Veröffentlicht von Toni Hötzelsperger

Schmerzhaft brannte sich das französische Wort „Triage“ während der Corona-Epidemie ins kollektive Bewusstsein. Der Begriff, vom Verb „trier“ (sortieren, auslesen) abgeleitet, steht im klinischen Kontext für die Priorisierung medizinischer Behandlung, wenn die personellen und materiellen Ressourcen wegen der hohen Anzahl von Notfall-Patienten nicht mehr ausreichen und diese nach einer bestimmten „Rangordnung“ versorgt oder, im schlimmsten Fall, nicht mehr versorgt werden. Dieses aus der Militärmedizin stammende Verfahren gilt nur im Katastrophen-Fall und ist ethisch umstritten.

„Triage“ als Titel eines Theaterstücks weckt also unangenehme Assoziationen. Umso mutiger ist es, wenn das Salzburger Landestheater das vor knapp drei Jahren in Tel Aviv uraufgeführte Stück von Maya Arad Yasur (*1976) als österreichische Erstaufführung (die deutsche Erstaufführung war letztes Jahr in Kassel) auf die Bühne bringt. Das Publikum erlebt eine temporeiche, aber nie gehetzt wirkende Inszenierung (Ebru Tartıcı Borchers). Die tiefsinnigen, grundlegende Fragen nach dem Wert des menschlichen Lebens auslotende Dialoge bekommen durch die vortrefflichen Darsteller/innen und durch kluge Nutzung der gesamten Bühne eine Lebendigkeit, die phasenweise vergessen lässt, dass hier ein tod-ernstes Thema abgehandelt wird.

Maya Arad Yasur entwickelt das Thema „Triage“ anhand eines apokalyptischen Modellfalls: Eine Hitzewelle und Brände bringen die Kliniken an ihre Grenzen und zwingen Ärzte, unter Zeitdruck Entscheidungen zu treffen, die sie psychisch belasten. Chefärztin Prof. Blankenburg (eindringlich: KS Britta Bayer) und Dr. Bosic (bestens disponiert: Maximilian Paier) reden sich über medizinische Ethik die Köpfe heiß, sind zwischen fachlichen, rechtlichen und humanitären Kriterien hin- und hergerissen. Dazu kommen emotionale Dilemmata: Blankenburgs Ehemann ist schwerkrank, und Bosic hat eine außereheliche Affäre mit seiner Kollegin Dr. Majewski (Nikola Jaritz-Rudle). Assistenzarzt Bruno (Luca-Noél Bock) stürzt mit immer schlimmeren Nachrichten in die Besprechungen.

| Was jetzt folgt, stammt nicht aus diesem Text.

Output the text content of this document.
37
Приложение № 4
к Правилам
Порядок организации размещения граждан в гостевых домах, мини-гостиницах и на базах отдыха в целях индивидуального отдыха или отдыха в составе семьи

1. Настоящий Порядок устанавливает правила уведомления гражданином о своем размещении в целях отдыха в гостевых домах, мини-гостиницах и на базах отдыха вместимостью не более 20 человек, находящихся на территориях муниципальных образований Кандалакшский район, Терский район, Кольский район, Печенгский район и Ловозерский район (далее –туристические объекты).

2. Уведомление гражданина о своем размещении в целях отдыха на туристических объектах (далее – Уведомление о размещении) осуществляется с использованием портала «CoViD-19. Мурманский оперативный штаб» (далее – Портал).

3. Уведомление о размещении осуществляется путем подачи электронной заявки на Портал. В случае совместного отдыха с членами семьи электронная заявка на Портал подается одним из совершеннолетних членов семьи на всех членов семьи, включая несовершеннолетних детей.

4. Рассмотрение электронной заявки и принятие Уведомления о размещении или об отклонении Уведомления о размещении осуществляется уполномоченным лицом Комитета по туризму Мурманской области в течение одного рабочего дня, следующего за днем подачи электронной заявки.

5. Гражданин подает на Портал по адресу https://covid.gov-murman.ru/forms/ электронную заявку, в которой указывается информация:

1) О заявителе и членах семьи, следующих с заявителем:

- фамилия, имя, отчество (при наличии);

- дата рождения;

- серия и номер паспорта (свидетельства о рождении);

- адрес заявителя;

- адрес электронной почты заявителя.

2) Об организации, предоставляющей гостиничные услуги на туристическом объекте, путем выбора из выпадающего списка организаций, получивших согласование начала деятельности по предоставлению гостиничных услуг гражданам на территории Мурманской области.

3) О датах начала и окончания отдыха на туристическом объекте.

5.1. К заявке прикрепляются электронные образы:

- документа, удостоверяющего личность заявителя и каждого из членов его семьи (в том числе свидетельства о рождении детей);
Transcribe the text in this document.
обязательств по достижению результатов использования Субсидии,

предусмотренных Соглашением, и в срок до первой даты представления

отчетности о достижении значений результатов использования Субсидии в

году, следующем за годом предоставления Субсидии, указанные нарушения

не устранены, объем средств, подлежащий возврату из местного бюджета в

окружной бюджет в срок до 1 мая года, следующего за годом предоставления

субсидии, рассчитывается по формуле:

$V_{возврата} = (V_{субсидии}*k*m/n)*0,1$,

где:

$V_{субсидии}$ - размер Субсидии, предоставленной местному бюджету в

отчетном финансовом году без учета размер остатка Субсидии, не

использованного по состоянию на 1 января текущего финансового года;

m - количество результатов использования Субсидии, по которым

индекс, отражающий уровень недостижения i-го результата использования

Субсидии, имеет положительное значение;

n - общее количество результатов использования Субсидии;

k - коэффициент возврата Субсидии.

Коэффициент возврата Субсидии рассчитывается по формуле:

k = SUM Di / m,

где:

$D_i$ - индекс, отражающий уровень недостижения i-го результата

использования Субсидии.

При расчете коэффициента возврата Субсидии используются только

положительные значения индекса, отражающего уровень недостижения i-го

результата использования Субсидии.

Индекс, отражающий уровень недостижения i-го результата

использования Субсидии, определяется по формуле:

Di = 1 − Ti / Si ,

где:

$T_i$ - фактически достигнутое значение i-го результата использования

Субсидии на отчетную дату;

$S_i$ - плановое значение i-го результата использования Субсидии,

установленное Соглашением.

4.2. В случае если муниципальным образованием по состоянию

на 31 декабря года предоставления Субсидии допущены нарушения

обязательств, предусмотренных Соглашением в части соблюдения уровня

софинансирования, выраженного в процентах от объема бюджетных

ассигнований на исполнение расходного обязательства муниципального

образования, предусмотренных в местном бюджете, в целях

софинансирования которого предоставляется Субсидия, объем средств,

Dazu üben Angehörige von Patienten emotionalen Druck auf die Ärzte aus. Edgar Jordan (großartig: Christoph Wieschke), ein emotionslos wirkender Technokrat mit autistischen Zügen und Vertreter des KI-basierten Transhumanismus, wird menschlich, ja rührend kindlich, wenn es um das Leben seiner Mutter geht. Petra Löwe (überzeugend: Tina Eberhardt) beschwört die Ärzte, bei ihrem Ehemann nicht das Alter, sondern Lebenswillen und Lebensleistung bei der Triage gelten zu lassen. Dabei spielt die junge Frau ihren 70-jährigen Mann gegen dessen 40-jährigen Sohn aus erster Ehe aus. Wem von beiden steht das einzig übrige Beatmungsgerät zu?

Die Salzburger Inszenierung verzichtet auf Effekte, sogar auf Requisiten. Das abstrakte, gänzlich weiße Bühnenbild (Sam Beklik) deutet eine Klinik an und lässt genug Raum für die Wirkung der Dialoge. Bewegungen werden durch elektronische Ton-Sequenzen (Daniel Catalán Dávila) rhythmisiert. Gelegentlich lockert die Inszenierung durch Illusions-Brechung das Stück auf und schafft jene befreiende Komik (comic relief), die ein Drama, und sei die Handlung noch so bedrückend, kurzweilig macht. Das gelingt dem Landestheater mit „Triage“ hervorragend. Die Premierenbesucher bekundeten dies mit enthusiastischem Beifall.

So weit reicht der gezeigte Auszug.